Yes, that's exactly how fusefs uses this method. Just before calling v_inval_buf_range, it flushes any conflicting buffers with bwrite.

2070 ↗(On Diff #60033)

I talked about it, then realized that there would be no point since endlbn must always be less than INT64_MAX.

sys/kern/vfs_subr.c
2048 ↗(On Diff #60062)

Then this is something fusefs specific and I do not see it as appropriate for the vfs_subr.c where generally useful functions should be exported.

2070 ↗(On Diff #60033)

So I do not see why not:

  1. use zero as the end indicator
  2. assert that no buffer found has the blno INT64_MAX.
asomers added inline comments.
sys/kern/vfs_subr.c
2048 ↗(On Diff #60062)

Ad yet, I see it as a layering violation to embed such intimate knowledge of the buffer cache into fusefs. What would you say if I changed the interface to accept whole buffer indexes only, instead of byte ranges? That would be less consistent with vtruncbuf's interface, but it would eliminate any possibility of the caller unintentionally invalidating more than he specified.

2070 ↗(On Diff #60033)
  1. More work to check the zero flag at runtime
  2. That check can't be done in v_inval_buf_range1 because vtruncbuf passes INT64_MAX . And I feel that it would be kind of tautological to do the check in v_inval_buf_range, because the calculation for endlbn is so simple.
sys/kern/vfs_subr.c
2048 ↗(On Diff #60062)

If you pass block numbers (I suppose this is what you mean by buffer indexes) to the function, how would it be inconsistent with vtruncbuf ? The later invalidates everything.

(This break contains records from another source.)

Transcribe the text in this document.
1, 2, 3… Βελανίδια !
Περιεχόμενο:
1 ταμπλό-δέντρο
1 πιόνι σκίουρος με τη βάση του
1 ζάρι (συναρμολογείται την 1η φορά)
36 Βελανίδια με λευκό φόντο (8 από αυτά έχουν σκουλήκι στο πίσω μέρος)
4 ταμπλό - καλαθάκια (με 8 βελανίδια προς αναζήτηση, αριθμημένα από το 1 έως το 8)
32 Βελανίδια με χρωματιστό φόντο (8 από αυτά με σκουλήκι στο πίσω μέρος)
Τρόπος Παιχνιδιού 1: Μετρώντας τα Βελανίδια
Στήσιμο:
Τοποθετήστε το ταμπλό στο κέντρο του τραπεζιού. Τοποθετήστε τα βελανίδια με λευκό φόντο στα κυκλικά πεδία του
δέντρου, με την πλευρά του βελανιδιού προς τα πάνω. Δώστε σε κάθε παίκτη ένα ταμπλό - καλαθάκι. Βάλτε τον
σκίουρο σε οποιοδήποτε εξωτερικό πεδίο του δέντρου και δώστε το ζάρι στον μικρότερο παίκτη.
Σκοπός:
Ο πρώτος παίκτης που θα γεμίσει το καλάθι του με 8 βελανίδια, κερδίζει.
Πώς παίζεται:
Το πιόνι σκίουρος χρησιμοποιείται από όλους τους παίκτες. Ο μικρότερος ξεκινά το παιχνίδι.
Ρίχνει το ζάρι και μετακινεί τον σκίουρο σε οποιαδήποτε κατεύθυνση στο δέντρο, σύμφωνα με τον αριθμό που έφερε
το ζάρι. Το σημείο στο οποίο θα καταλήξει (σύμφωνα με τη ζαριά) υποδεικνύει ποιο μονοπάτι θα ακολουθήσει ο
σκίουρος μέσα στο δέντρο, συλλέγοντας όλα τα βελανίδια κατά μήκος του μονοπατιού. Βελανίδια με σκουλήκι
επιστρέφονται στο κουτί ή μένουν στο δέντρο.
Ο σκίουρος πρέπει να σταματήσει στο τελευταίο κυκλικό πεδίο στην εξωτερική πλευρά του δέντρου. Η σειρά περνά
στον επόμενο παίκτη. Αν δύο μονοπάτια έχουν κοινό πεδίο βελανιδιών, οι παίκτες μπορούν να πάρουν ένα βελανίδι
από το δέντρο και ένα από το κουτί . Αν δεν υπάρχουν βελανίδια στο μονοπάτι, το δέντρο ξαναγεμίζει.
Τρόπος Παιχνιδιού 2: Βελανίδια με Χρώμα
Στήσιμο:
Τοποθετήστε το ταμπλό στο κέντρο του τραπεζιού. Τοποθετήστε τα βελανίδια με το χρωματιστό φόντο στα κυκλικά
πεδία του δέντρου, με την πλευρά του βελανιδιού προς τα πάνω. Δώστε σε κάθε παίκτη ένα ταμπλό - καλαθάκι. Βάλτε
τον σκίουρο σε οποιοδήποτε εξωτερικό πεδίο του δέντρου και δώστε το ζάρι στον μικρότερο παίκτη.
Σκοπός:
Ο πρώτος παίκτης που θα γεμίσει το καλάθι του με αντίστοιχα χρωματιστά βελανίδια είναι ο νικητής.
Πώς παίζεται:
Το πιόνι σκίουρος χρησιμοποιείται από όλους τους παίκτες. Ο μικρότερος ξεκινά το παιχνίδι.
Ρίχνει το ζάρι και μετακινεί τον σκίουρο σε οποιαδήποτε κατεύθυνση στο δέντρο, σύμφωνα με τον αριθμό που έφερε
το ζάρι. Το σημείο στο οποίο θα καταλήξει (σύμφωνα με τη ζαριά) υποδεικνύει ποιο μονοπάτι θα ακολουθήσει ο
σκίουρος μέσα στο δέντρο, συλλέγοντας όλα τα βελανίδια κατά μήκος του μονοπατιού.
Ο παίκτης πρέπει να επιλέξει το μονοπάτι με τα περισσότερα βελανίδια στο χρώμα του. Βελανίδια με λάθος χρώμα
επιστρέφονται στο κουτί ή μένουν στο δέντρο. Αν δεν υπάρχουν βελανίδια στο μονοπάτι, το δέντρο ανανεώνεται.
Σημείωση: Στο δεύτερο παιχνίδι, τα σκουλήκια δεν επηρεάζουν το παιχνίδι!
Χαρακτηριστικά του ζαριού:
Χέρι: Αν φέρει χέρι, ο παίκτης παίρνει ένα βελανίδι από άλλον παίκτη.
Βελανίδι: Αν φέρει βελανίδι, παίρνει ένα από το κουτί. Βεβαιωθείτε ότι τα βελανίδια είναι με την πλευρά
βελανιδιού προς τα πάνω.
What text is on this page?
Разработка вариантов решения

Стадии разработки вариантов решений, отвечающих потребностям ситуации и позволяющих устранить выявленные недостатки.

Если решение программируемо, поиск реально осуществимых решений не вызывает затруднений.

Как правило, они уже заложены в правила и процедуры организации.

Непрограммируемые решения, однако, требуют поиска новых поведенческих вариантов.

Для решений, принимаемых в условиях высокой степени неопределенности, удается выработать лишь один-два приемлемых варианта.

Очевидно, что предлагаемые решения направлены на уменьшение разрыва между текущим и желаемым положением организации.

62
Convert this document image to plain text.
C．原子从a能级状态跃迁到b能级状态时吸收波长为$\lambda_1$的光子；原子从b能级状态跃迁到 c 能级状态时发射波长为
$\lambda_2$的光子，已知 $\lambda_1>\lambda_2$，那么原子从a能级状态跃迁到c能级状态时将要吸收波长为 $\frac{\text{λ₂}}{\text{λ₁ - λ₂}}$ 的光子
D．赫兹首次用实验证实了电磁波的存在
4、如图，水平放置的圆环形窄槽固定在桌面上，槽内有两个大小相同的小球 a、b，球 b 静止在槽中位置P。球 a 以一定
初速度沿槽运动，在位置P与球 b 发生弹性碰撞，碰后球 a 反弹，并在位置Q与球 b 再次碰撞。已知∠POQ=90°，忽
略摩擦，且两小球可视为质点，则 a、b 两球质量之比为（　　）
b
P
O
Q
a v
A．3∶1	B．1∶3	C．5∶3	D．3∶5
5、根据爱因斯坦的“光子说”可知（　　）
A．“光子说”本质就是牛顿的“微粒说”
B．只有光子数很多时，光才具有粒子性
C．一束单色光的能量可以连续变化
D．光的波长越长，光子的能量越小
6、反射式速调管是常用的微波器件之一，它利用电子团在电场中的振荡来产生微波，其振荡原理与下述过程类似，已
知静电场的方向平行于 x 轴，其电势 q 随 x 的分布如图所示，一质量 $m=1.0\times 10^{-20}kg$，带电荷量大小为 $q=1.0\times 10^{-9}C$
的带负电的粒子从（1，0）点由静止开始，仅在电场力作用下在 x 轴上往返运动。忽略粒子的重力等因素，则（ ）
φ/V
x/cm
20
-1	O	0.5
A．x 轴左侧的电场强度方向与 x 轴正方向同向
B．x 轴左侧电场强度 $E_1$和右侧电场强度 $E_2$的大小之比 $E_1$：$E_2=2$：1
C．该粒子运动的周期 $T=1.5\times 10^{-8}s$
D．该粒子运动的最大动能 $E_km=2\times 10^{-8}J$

Whatever route you take, I believe that the #invariants loop is incompatible with vfs_subr.c. If you eliminate it, we can refine the interface.

2070 ↗(On Diff #60033)

I believe this INT64_MAX thing is a mine for later.

sys/kern/vfs_subr.c
2048 ↗(On Diff #60062)

vtruncbuf invalidates everything on the high side. But on the low side it takes an off_t argument.

v_inval_buf_range: take arguments by block number instead of byte offset

I am fine with this version. Please note several minor style suggestions.

sys/kern/vfs_subr.c
1976 ↗(On Diff #60176)

';' should be on the next line, indented by a tab.

2025 ↗(On Diff #60176)

There is no much point in startp and endp single-use variables.

2032 ↗(On Diff #60176)

';' on the next line.

This revision is now accepted and ready to land.Jul 27 2019, 1:59 PM
This revision was automatically updated to reflect the committed changes.
asomers marked 3 inline comments as done.